A new social group has emerged in China. They are referred to as the “tuhao”. The word “tuhao” is not a new word. It original meaning was a rich landowner. The word was first coined in the Song and Qing Dynasties. It referred to the villainous rich landowner and class enemy of communist China’s proletariat.
The term’s modern revival began with a joke that made its rounds on Chinese social media in early September. A young rich man asks a Zen master, “I’m wealthy but unhappy. What should I do?” The Zen master responds, “Define ‘wealthy.'” The young man answers, “I have millions in the bank and three apartments in central part of Beijing.
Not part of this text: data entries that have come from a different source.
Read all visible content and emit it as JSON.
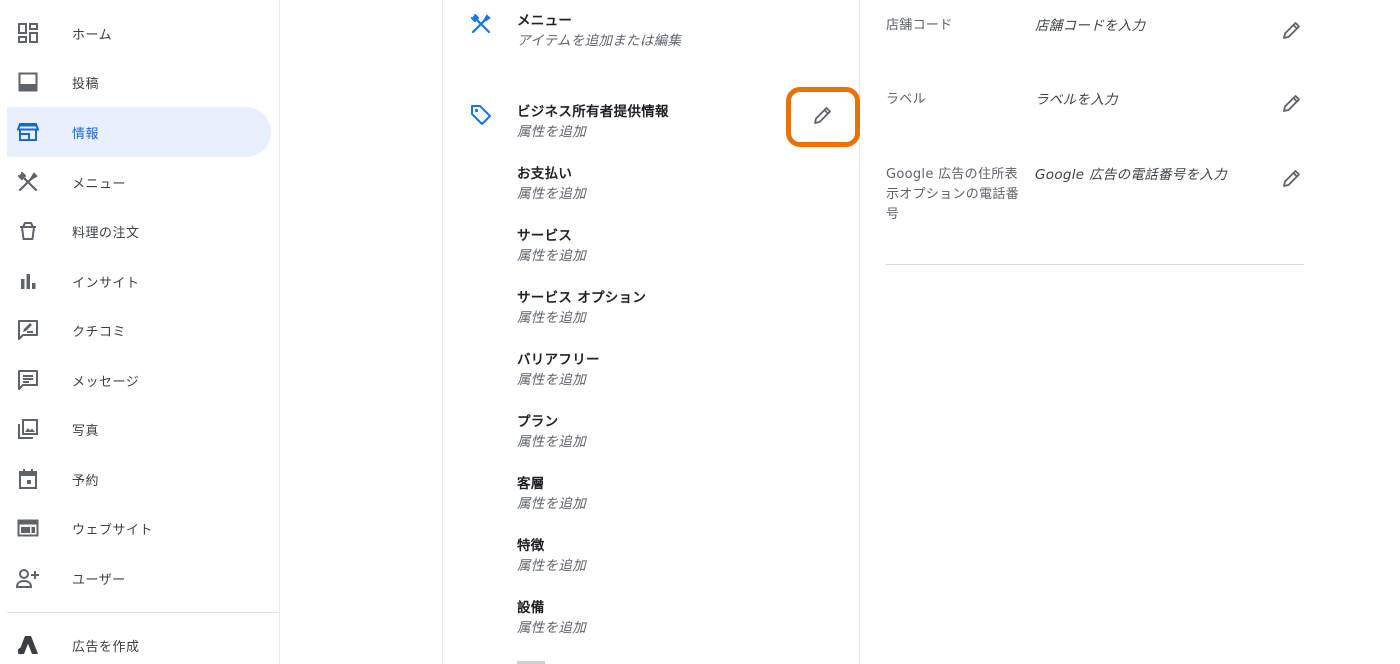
{
  "sidebar": {
    "items": [
      {
        "label": "ホーム",
        "icon": "dashboard-icon"
      },
      {
        "label": "投稿",
        "icon": "post-icon"
      },
      {
        "label": "情報",
        "icon": "storefront-icon",
        "active": true
      },
      {
        "label": "メニュー",
        "icon": "restaurant-icon"
      },
      {
        "label": "料理の注文",
        "icon": "takeout-icon"
      },
      {
        "label": "インサイト",
        "icon": "bar-chart-icon"
      },
      {
        "label": "クチコミ",
        "icon": "rate-review-icon"
      },
      {
        "label": "メッセージ",
        "icon": "message-icon"
      },
      {
        "label": "写真",
        "icon": "photo-library-icon"
      },
      {
        "label": "予約",
        "icon": "calendar-icon"
      },
      {
        "label": "ウェブサイト",
        "icon": "web-icon"
      },
      {
        "label": "ユーザー",
        "icon": "person-add-icon"
      },
      {
        "label": "広告を作成",
        "icon": "google-ads-icon"
      }
    ]
  },
  "content": {
    "menu": {
      "title": "メニュー",
      "subtitle": "アイテムを追加または編集"
    },
    "attributes_header": {
      "title": "ビジネス所有者提供情報",
      "subtitle": "属性を追加"
    },
    "attributes": [
      {
        "title": "お支払い",
        "subtitle": "属性を追加"
      },
      {
        "title": "サービス",
        "subtitle": "属性を追加"
      },
      {
        "title": "サービス オプション",
        "subtitle": "属性を追加"
      },
      {
        "title": "バリアフリー",
        "subtitle": "属性を追加"
      },
      {
        "title": "プラン",
        "subtitle": "属性を追加"
      },
      {
        "title": "客層",
        "subtitle": "属性を追加"
      },
      {
        "title": "特徴",
        "subtitle": "属性を追加"
      },
      {
        "title": "設備",
        "subtitle": "属性を追加"
      }
    ]
  },
  "details": {
    "rows": [
      {
        "label": "店舗コード",
        "value": "店舗コードを入力"
      },
      {
        "label": "ラベル",
        "value": "ラベルを入力"
      },
      {
        "label": "Google 広告の住所表示オプションの電話番号",
        "value": "Google 広告の電話番号を入力"
      }
    ]
  },
  "colors": {
    "accent": "#1a73e8",
    "active_bg": "#e8f0fe",
    "highlight": "#e8710a",
    "icon_gray": "#5f6368"
  }
}
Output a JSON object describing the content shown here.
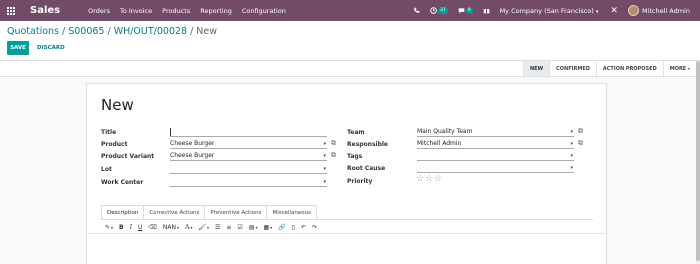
{
  "navbar": {
    "brand": "Sales",
    "menu": [
      "Orders",
      "To Invoice",
      "Products",
      "Reporting",
      "Configuration"
    ],
    "activity_badge": "37",
    "chat_badge": "9",
    "company": "My Company (San Francisco)",
    "user": "Mitchell Admin",
    "colors": {
      "primary": "#714b67",
      "badge": "#00a09d"
    }
  },
  "breadcrumb": {
    "items": [
      "Quotations",
      "S00065",
      "WH/OUT/00028"
    ],
    "current": "New"
  },
  "buttons": {
    "save": "SAVE",
    "discard": "DISCARD"
  },
  "stages": [
    "NEW",
    "CONFIRMED",
    "ACTION PROPOSED",
    "MORE"
  ],
  "form": {
    "title": "New",
    "left": {
      "title_label": "Title",
      "title_value": "",
      "product_label": "Product",
      "product_value": "Cheese Burger",
      "variant_label": "Product Variant",
      "variant_value": "Cheese Burger",
      "lot_label": "Lot",
      "lot_value": "",
      "workcenter_label": "Work Center",
      "workcenter_value": ""
    },
    "right": {
      "team_label": "Team",
      "team_value": "Main Quality Team",
      "responsible_label": "Responsible",
      "responsible_value": "Mitchell Admin",
      "tags_label": "Tags",
      "tags_value": "",
      "rootcause_label": "Root Cause",
      "rootcause_value": "",
      "priority_label": "Priority",
      "priority_stars": 0
    }
  },
  "tabs": [
    "Description",
    "Corrective Actions",
    "Preventive Actions",
    "Miscellaneous"
  ],
  "editor_toolbar": {
    "font_size": "NAN"
  }
}
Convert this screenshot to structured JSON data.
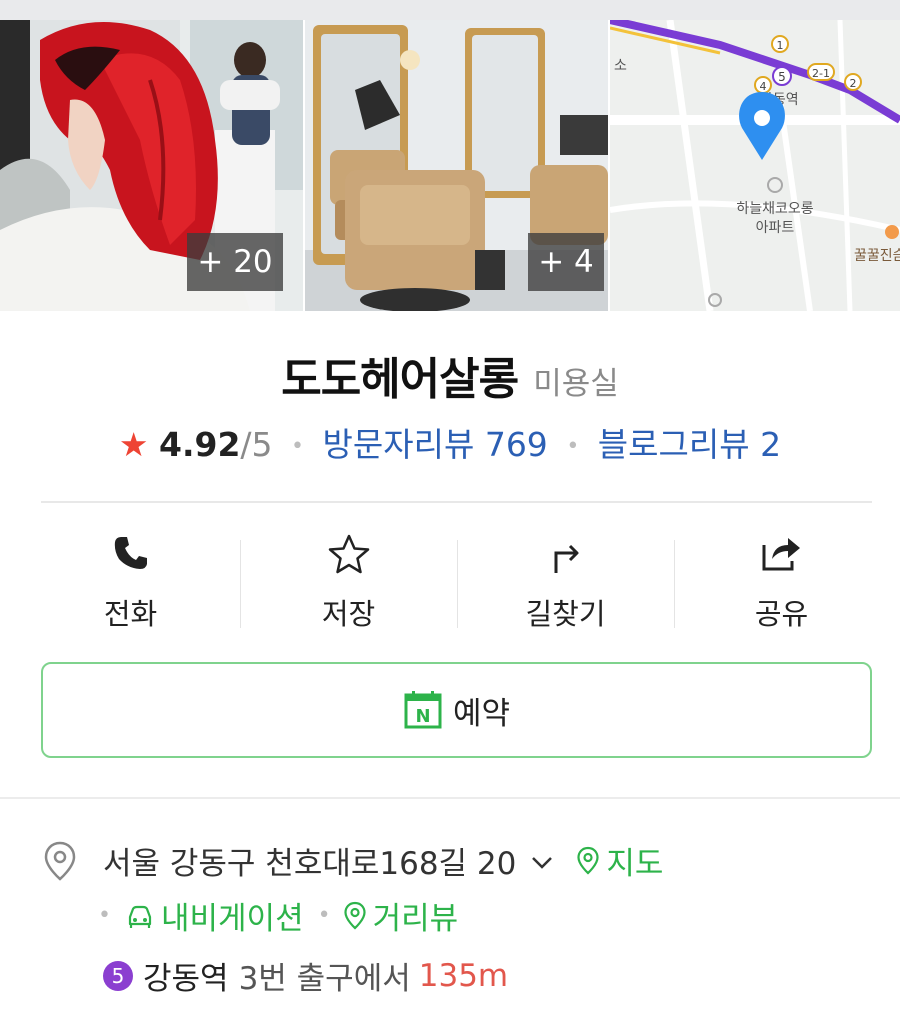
{
  "photos": {
    "photo1_more": "+ 20",
    "photo2_more": "+ 4",
    "map_labels": {
      "station": "강동역",
      "building": "하늘채코오롱\n아파트",
      "building_line1": "하늘채코오롱",
      "building_line2": "아파트",
      "shop": "꿀꿀진슴",
      "left_text": "소",
      "exit_numbers": [
        "1",
        "2",
        "4",
        "5",
        "2-1"
      ]
    }
  },
  "place": {
    "name": "도도헤어살롱",
    "category": "미용실"
  },
  "rating": {
    "value": "4.92",
    "max": "/5",
    "visitor_reviews": "방문자리뷰 769",
    "blog_reviews": "블로그리뷰 2"
  },
  "actions": [
    {
      "label": "전화",
      "icon": "phone-icon"
    },
    {
      "label": "저장",
      "icon": "star-outline-icon"
    },
    {
      "label": "길찾기",
      "icon": "directions-icon"
    },
    {
      "label": "공유",
      "icon": "share-icon"
    }
  ],
  "reserve": {
    "label": "예약",
    "icon_letter": "N"
  },
  "address": {
    "text": "서울 강동구 천호대로168길 20",
    "map_link": "지도",
    "navigation_link": "내비게이션",
    "street_view_link": "거리뷰"
  },
  "subway": {
    "line": "5",
    "station": "강동역",
    "exit_text": "3번 출구에서",
    "distance": "135m"
  },
  "colors": {
    "star": "#ee4434",
    "link_blue": "#2b5fb4",
    "green": "#2db34a",
    "line5_purple": "#8b3fd0",
    "distance_red": "#e2574c",
    "map_pin": "#2e8ff0"
  }
}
Is that wealthy?” The Zen master silently holds out a hand, inspiring the young man to a realization: “Master, are you telling me that I should be thankful and give back?” The Zen master says, “No … “Tuhao”, can I become your friend?”
His response implies that even a Zen master, who is supposed to live a simple, non-materialistic life, is eager to be associated with the rich.
The joke explains a social phenomenon in China, where people yearn to befriend the rich in the hope of benefiting from the relationship, even though they might secretly despise them out of jealousy.
The modern definition of “ tuhao” is — tu means dirt or uncouth; hao means splendor. They seem to be everywhere, throwing around their newly minted renminbi and well-used debit cards; yet they are elusive and shun the media. Their love for bling has become the backbone of the global luxury goods industry, yet they are also the subject of disdain, the butt of jokes, and the punching bag for that which is offensive to good taste.
Although people used the word “tuhao” in a light-hearted context, it shows the desire of materialism in China. They might be hoping to become a ‘tuhao” themselves through the contacts with the “tuhao”.
A commentary in Global Times said having the right connections with “tuhao” is seen as a shortcut to success in China, where “people lose confidence in changing their fate through knowledge or personal capabilities”.
“Although not glorious and solid, it is better than struggling at the lowest end of society,” it said.
A report by the Foreign Policy echoed the same sentiment.
“Small wonder that while Chinese may resent “tuhao” and poke fun at their taste, making their acquaintance (or better yet, marrying into their families) remains a convenient and enviable way to move up China’s increasingly treacherous social ladder,” it said.